At 30k, as we turned in central Dunedin to head out along the opposite side of the harbour to Part Chalmers, I farewelled Tony into the distance. He speed off and won easily in a phenomenal 2:36km. I went through 30k in 1:54, so definitely on track for a PB, and continued to run at a good clip. At 32k I was feeling not too bad. Then, at 34k, my undertrained and overly estimated wheels fell off.
There it was, the infamous marathon wall.
Like Chicago I was dehydrated and suffering with the heat. I now had the wind at my back, so its cooling effects were negated. I also had the surprisingly warm spring sun directly in my face, reflecting off both the pavement and the ocean, which was often on both sides of the bike path that the course followed. So after running the first 10k with a thermal top on, I now peeled off my singlet in an attempt to cool myself down so I could transverse the 5k gapping holes between the much-needed drink stations.
Earlier in the race I had missed a few drink stops for various reasons, but didn’t think much of it as the temps were pretty chilly. Now I was hanging out for the next drink station.
At 35km I stopped and drunk three cups (I had probably only had two cups total at that point). And then 2k later found myself asking spectators if they had any water to spare. I even asked a pair of ambulance workers on bikes if I could have some water, having seen their bottles attached to their frames, but they just cycled on by (not sure what was going on there, maybe my speech had deteriorated like my running and I just spoke gibberish to them) . Thankfully, a kind spectator drove up the road with a freshly filled bottle for me—whoever this was, thank you so, so, so much!

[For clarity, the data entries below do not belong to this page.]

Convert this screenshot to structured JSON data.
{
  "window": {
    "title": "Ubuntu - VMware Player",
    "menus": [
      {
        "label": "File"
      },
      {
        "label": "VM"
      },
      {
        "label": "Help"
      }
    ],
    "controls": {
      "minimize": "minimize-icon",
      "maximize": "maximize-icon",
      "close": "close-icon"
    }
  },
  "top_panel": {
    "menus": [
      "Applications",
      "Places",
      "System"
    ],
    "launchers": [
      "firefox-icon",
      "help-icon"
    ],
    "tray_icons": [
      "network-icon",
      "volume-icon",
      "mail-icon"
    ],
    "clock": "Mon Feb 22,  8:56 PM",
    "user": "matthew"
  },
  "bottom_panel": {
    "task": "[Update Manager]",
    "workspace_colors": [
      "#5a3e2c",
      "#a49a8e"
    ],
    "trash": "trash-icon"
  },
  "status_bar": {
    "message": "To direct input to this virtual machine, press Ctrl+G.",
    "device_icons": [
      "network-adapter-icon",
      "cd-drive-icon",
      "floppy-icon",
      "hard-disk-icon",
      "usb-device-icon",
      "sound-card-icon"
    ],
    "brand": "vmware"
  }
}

By 35k the thoughts of a PB were thrown out the window. Whereas just a mile earlier I was on track and hammering away at the tempo. I walked. Then jogged. Then walked some more. Stopped and chatted to some marshals, who kindly reminded me that I was only two minutes back from Tony and could still catch him. That wasn’t going to happen!

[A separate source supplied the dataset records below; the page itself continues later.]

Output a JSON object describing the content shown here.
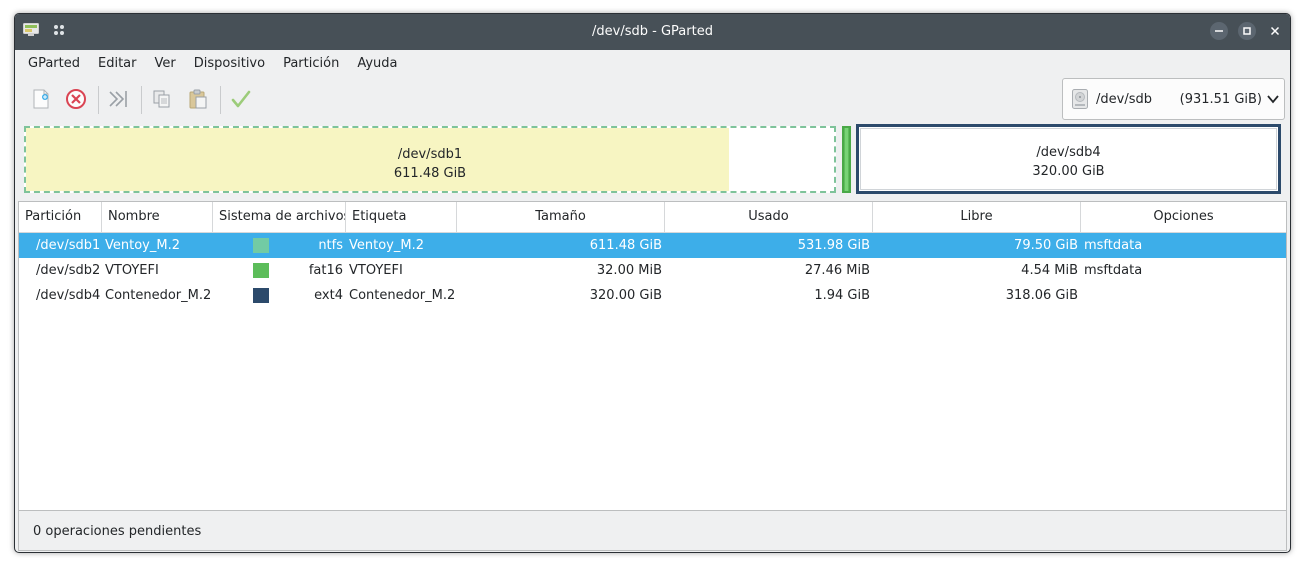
{
  "window": {
    "title": "/dev/sdb - GParted"
  },
  "menu": [
    "GParted",
    "Editar",
    "Ver",
    "Dispositivo",
    "Partición",
    "Ayuda"
  ],
  "toolbar": {
    "icons": [
      "new-partition-icon",
      "delete-partition-icon",
      "resize-move-icon",
      "copy-icon",
      "paste-icon",
      "apply-operations-icon"
    ]
  },
  "device": {
    "name": "/dev/sdb",
    "size": "(931.51 GiB)"
  },
  "diskmap": {
    "sdb1": {
      "name": "/dev/sdb1",
      "size": "611.48 GiB",
      "used_fraction": 0.87
    },
    "sdb4": {
      "name": "/dev/sdb4",
      "size": "320.00 GiB"
    }
  },
  "table": {
    "headers": [
      "Partición",
      "Nombre",
      "Sistema de archivos",
      "Etiqueta",
      "Tamaño",
      "Usado",
      "Libre",
      "Opciones"
    ],
    "rows": [
      {
        "particion": "/dev/sdb1",
        "nombre": "Ventoy_M.2",
        "fs": "ntfs",
        "fs_color": "#72cba4",
        "etiqueta": "Ventoy_M.2",
        "tamano": "611.48 GiB",
        "usado": "531.98 GiB",
        "libre": "79.50 GiB",
        "opciones": "msftdata"
      },
      {
        "particion": "/dev/sdb2",
        "nombre": "VTOYEFI",
        "fs": "fat16",
        "fs_color": "#5cbd5a",
        "etiqueta": "VTOYEFI",
        "tamano": "32.00 MiB",
        "usado": "27.46 MiB",
        "libre": "4.54 MiB",
        "opciones": "msftdata"
      },
      {
        "particion": "/dev/sdb4",
        "nombre": "Contenedor_M.2",
        "fs": "ext4",
        "fs_color": "#2c4a6b",
        "etiqueta": "Contenedor_M.2",
        "tamano": "320.00 GiB",
        "usado": "1.94 GiB",
        "libre": "318.06 GiB",
        "opciones": ""
      }
    ]
  },
  "status": {
    "text": "0 operaciones pendientes"
  }
}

My average pace had slowed by a minute per kilometre, but now all I was concerned about was:
- not visiting Dunedin ED again (I’ve got bad memories of this place after last time when I awoke in a hospital passage way with no one around, shivering uncontrollably and unable to move or speak);
- and hanging on to second place.
On this second point, I knew Tony and I had opened up a big gap on third place, but how big? And with the leading half marathon competitors now passing me, I couldn’t be sure who was in the half and who was in the full.
I checked behind me at every corner. Trying to spot the colour of their bib numbers. Of course, if I had my wits about me I would have known that no one running 2:40-odd for a half marathon would be finishing as fast as these 70-minute half marathoners were running. But still I wanted to be sure.

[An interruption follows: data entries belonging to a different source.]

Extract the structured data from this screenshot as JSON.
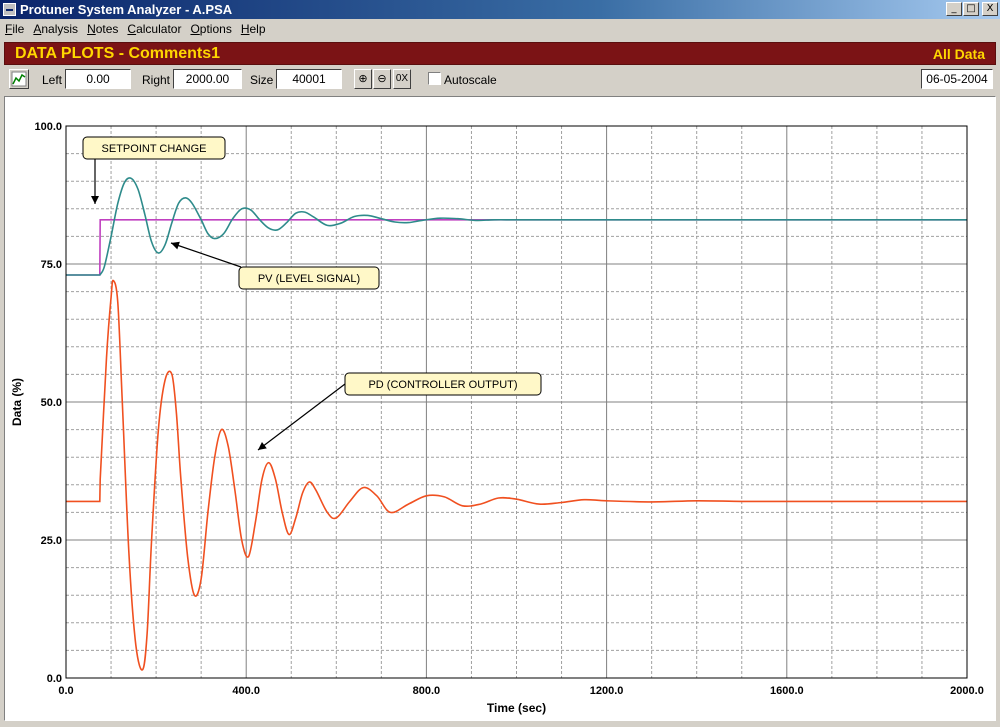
{
  "window": {
    "title": "Protuner System Analyzer - A.PSA",
    "buttons": [
      "_",
      "□",
      "X"
    ]
  },
  "menu": {
    "items": [
      {
        "label": "File",
        "u": "F",
        "rest": "ile"
      },
      {
        "label": "Analysis",
        "u": "A",
        "rest": "nalysis"
      },
      {
        "label": "Notes",
        "u": "N",
        "rest": "otes"
      },
      {
        "label": "Calculator",
        "u": "C",
        "rest": "alculator"
      },
      {
        "label": "Options",
        "u": "O",
        "rest": "ptions"
      },
      {
        "label": "Help",
        "u": "H",
        "rest": "elp"
      }
    ]
  },
  "header": {
    "title": "DATA PLOTS - Comments1",
    "mode": "All Data"
  },
  "toolbar": {
    "left_label": "Left",
    "left_value": "0.00",
    "right_label": "Right",
    "right_value": "2000.00",
    "size_label": "Size",
    "size_value": "40001",
    "zoom_in": "⊕",
    "zoom_out": "⊖",
    "zero_x": "0X",
    "autoscale_label": "Autoscale",
    "autoscale_checked": false,
    "date": "06-05-2004"
  },
  "chart_data": {
    "type": "line",
    "xlabel": "Time (sec)",
    "ylabel": "Data (%)",
    "xlim": [
      0,
      2000
    ],
    "ylim": [
      0,
      100
    ],
    "x_ticks": [
      "0.0",
      "400.0",
      "800.0",
      "1200.0",
      "1600.0",
      "2000.0"
    ],
    "y_ticks": [
      "0.0",
      "25.0",
      "50.0",
      "75.0",
      "100.0"
    ],
    "grid": true,
    "series": [
      {
        "key": "setpoint",
        "color": "#c040c0",
        "x": [
          0,
          75,
          76,
          2000
        ],
        "y": [
          73,
          73,
          83,
          83
        ]
      },
      {
        "key": "pv",
        "color": "#2e8b8b",
        "x": [
          0,
          75,
          85,
          100,
          115,
          130,
          145,
          160,
          175,
          190,
          205,
          220,
          235,
          250,
          265,
          280,
          300,
          315,
          330,
          350,
          370,
          390,
          410,
          430,
          450,
          470,
          490,
          510,
          530,
          550,
          580,
          610,
          640,
          670,
          700,
          730,
          760,
          790,
          830,
          870,
          910,
          950,
          1000,
          1100,
          1200,
          1400,
          1600,
          2000
        ],
        "y": [
          73,
          73,
          74.5,
          80,
          86,
          89.8,
          90.5,
          88.5,
          84,
          79,
          77,
          78.5,
          82.5,
          86,
          87,
          86,
          83,
          80.5,
          79.6,
          80.5,
          83.2,
          85,
          84.8,
          83,
          81.5,
          81.2,
          82.5,
          84.2,
          84.4,
          83.5,
          82,
          82.4,
          83.6,
          83.8,
          83.2,
          82.6,
          82.5,
          82.9,
          83.3,
          83.2,
          82.9,
          83,
          83,
          83,
          83,
          83,
          83,
          83
        ]
      },
      {
        "key": "pd",
        "color": "#f05020",
        "x": [
          0,
          75,
          76,
          90,
          100,
          105,
          115,
          125,
          140,
          155,
          170,
          180,
          190,
          205,
          220,
          235,
          245,
          255,
          270,
          285,
          300,
          315,
          330,
          345,
          360,
          375,
          390,
          405,
          420,
          435,
          450,
          465,
          480,
          495,
          510,
          525,
          540,
          555,
          580,
          600,
          630,
          660,
          690,
          720,
          760,
          800,
          840,
          880,
          920,
          960,
          1000,
          1050,
          1100,
          1150,
          1200,
          1300,
          1400,
          1500,
          1600,
          1800,
          2000
        ],
        "y": [
          32,
          32,
          36,
          58,
          69,
          72,
          68,
          50,
          22,
          6,
          1.5,
          8,
          25,
          45,
          54,
          55,
          48,
          36,
          22,
          15,
          18,
          30,
          40,
          45,
          42,
          34,
          25,
          22,
          28,
          36,
          39,
          36,
          30,
          26,
          29,
          33.5,
          35.5,
          34,
          30,
          29,
          32,
          34.5,
          33,
          30,
          31.5,
          33,
          32.8,
          31.2,
          31.5,
          32.6,
          32.4,
          31.5,
          31.8,
          32.3,
          32.1,
          31.9,
          32.1,
          32,
          32,
          32,
          32
        ]
      }
    ],
    "annotations": [
      {
        "key": "setpoint_change",
        "text": "SETPOINT CHANGE"
      },
      {
        "key": "pv_label",
        "text": "PV (LEVEL SIGNAL)"
      },
      {
        "key": "pd_label",
        "text": "PD (CONTROLLER OUTPUT)"
      }
    ]
  }
}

I reached the final hill 2k out from the finish. I walked most of it as well as an additional hill a kilometre later (wasn’t expecting that one). Three half marathon runners had passed me and I now knew I could hold a semblance of running form to the finish.
The race was sponsored by Cadbury and although chocolate was the last thing on my mind at the 42km-mark, I was never so happy to see their purple flags waving in the warm breeze at the finish line. I gave a quick wave to the crowd and shuffled across the timing mat still in second place with a time of 2:46:01.
I was five minutes off my PB and that represented about a 7-minute drop off my projected time at 34km.
As I plied off my running shoes, to discover three blackened toenails, ripe to fall off any day soon, and a bleeding ankle from where the timing band had rubbed, I was reminded of the bigness of the marathon. It’s more than two half marathons; it is its own beast that needs to be respected with plenty of training, realistic expectations, and a religious adherence to the race plan.
The marathon didn’t send me to ED today, but it did send me to the well. Deep in the well. But I guess you would expect nothing less from a marathon. That is the beauty of the distance.